Focus on the timing of the tracheostomy

In 1989, the National Association of Medical Directors of Respiratory Care recommended translaryngeal (endotracheal) intubation only for those requiring less than ten days of artificial ventilation and that a tracheostomy should be placed in patients who still require artificial ventilation twenty-one days after admission.

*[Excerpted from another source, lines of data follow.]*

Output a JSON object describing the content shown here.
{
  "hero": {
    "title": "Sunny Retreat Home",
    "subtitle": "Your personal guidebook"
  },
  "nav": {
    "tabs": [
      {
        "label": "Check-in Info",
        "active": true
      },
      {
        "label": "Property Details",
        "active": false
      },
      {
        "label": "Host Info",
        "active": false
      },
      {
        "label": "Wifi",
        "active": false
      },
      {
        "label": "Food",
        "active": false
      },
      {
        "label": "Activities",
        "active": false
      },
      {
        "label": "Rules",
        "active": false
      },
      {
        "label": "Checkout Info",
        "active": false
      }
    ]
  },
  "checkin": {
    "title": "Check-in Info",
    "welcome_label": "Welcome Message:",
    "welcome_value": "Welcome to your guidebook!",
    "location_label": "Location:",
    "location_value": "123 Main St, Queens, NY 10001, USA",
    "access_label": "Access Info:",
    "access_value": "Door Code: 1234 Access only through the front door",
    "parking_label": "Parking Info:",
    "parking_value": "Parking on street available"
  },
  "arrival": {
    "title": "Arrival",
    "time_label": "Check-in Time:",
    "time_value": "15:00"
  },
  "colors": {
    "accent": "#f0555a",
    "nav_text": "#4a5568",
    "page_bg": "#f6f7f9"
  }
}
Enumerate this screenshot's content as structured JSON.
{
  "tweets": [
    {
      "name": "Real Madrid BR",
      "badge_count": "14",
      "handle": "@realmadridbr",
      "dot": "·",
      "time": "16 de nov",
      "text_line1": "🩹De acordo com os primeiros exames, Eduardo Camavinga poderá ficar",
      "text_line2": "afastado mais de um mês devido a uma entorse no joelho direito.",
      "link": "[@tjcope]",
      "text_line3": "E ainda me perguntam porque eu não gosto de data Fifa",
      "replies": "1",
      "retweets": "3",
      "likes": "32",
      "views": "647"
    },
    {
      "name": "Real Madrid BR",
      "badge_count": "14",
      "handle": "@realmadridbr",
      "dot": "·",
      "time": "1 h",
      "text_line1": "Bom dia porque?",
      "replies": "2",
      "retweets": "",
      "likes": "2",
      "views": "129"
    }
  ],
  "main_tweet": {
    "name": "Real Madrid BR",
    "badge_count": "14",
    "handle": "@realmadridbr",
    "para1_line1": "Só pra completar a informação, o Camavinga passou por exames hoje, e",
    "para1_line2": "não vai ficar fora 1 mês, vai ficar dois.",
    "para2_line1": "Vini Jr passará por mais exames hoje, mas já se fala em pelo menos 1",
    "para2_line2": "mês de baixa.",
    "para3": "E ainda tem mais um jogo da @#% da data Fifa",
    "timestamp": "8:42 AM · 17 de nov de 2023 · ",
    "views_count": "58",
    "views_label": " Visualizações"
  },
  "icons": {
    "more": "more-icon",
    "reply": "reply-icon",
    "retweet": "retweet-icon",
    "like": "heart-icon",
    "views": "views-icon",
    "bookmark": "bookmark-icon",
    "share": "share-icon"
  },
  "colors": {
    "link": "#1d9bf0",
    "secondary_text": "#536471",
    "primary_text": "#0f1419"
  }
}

These guidelines demonstrate the uncertainty that exists with regard to the timing of tracheostomy placement. A recent meta-analysis by Griffiths and colleagues suggests that ‘early tracheostomy’, (defined as between days one and four of ICU admission) may reduce the duration of artificial ventilation and ICU stay when compared to ‘late tracheostomy’ (defined as after day ten of ICU admission). However, the studies included in this systematic review are small and heterogeneous which limits the conclusions that can be made. The question of what effect the timing of tracheostomy placement has on patient outcome will hopefully be answered by the UK TRACMAN trial – a large, multi centre randomised controlled trial that has already recruited over 500 patients.

Key learning points

  • Tracheostomy placement is commonly encountered on a modern day ICU
  • Percutaneous and surgical techniques appear to be associated with similar levels of risk
  • The effect that the timing of tracheostomy has on patient outcome is uncertain but current evidence favours the ‘early’ approach
  • The effect that the timing of tracheostomy has on patient outcome is currently being addressed by a large, multi center UK trial.

Key References

Griffiths J, Barber VS, Young JD.
Systematic review and meta-analysis of studies of the timing of tracheostomy in adult patients undergoing artificial ventilation.
BMJ 2005; 330: 1243-1248.

Eggert SM, Jerwood C.
Percutaneous tracheostomy.
BJA CEPD review 2003; 3(5):139-42

Freeman BD, Isabella K et al.
A meta-analysis of prospective trials comparing percutaneous and surgical tracheostomy in critically ill patients.
Chest 2000; 118:1412-8

Dulguerov P, Gysin C et al.
Percutaneous or surgical tracheostomy: a meta-analysis.
Crit Care Med 1999; 27:1617-25

Plummer AL, Gracey DR.
Consensus conference on artificial airways in patients receiving mechanical ventilation.
Chest 1989; 96(1):178-80 (No Pubmed abstract available)

Ciaglia P, Fisching R, Syniec C.
Elective percutaneous dilational tracheostomy.